Below I comment on the 6 items in Sebastian’s recent post, "A collection of bugs in xtabond2, xtabond, xtdpd, xtdpdsys, gmm," that mention xtabond2.

Short version:
1. Yes, I agree that’s a bug. Rare situation. Fixed.
2(a). Yes, that’s a bug, and not rare: it will happen for example when time dummies are included with a syntax such as “i.year.” It does not affect estimation results, but it can typically decrease by 1 or 2 the degrees of freedom assumed for the Sargan/Hansen tests of overall instrument validity. This bias happens to be conservative: it makes the tests harder to pass. This bug appeared in the last major version of xtabond2, 3.6.3 of September 2015. It is fixed.
2(b). Part of a larger issue that no program handles perfectly (which doesn’t mean xtdpdgmm doesn’t sometimes do better).
2(c). Rare and strange example.
3. Doesn’t mention xtabond2
4. As an assertion of a bug, ambiguous. And “rare” and of “minor relevance” according to Sebastian.
5. Also “rare” and similar to 2(b).
6. Doesn’t mention xtabond2

Fuller discussion
1. Sebastian correctly identified a bug in xtabond2: when using the orthogonal deviations transform while also including an mz suboption in an iv() option, if there are observations that are incomplete only in the variables in the iv() option, then the sample will be incorrectly restricted for purposes of constructing instruments. But I daresay the combination of orthogonal and iv(, mz) is rare. At any rate, I have fixed it.
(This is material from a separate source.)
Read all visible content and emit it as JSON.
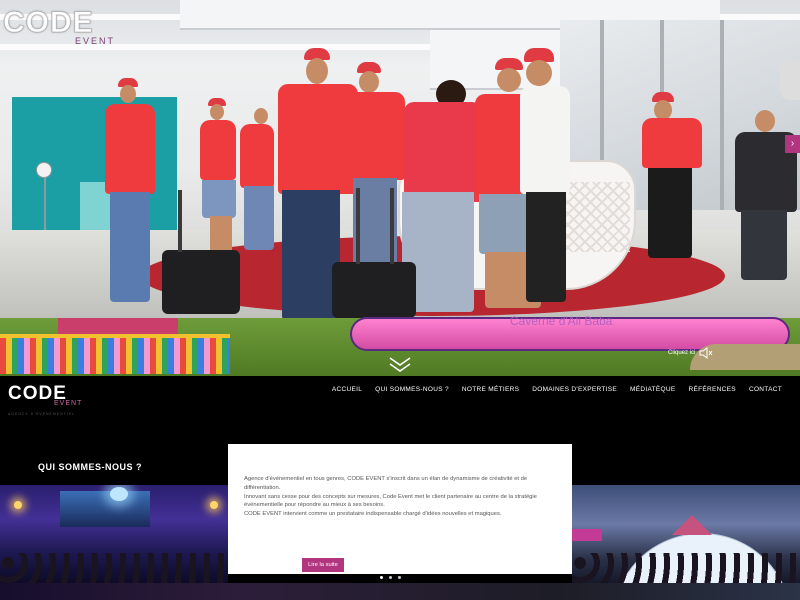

2(a). I introduced a bug in version 3.6.3 of 30 September 2015. xtabond2 was sometimes counting dropped regressors, such as time dummy for a time period outside the estimation sample, when computing the degrees of freedom for the Sargan and Hansen tests. This did not affect estimation results but it imparted a conservative bias to those tests--slight if the decrease was from, say, 37 to 35, greater if the increase was from, say, 5 to 3. This is fixed.

(See below for 2(b).)

2(c) points out that in performing a difference-in-Sargan/Hansen test for a subset of instruments which together provide the only identifying verification for some explanator, xtabond2 does not adjust for the fact that in the comparison regression without those instruments, the explanator is not identified and is effectively dropped. The loss of explanator increases the errors in the estimation. In particular, it raises by 1 the degrees of freedom for the magnitude of the minimized moments (J statistic). Thus it decreases by 1 the degrees of freedom for the difference between the full-regression’s J and the instrument-starved regression’s J. And xtabond2 does not account for this shift when it goes to compute the significance of the difference-in-J.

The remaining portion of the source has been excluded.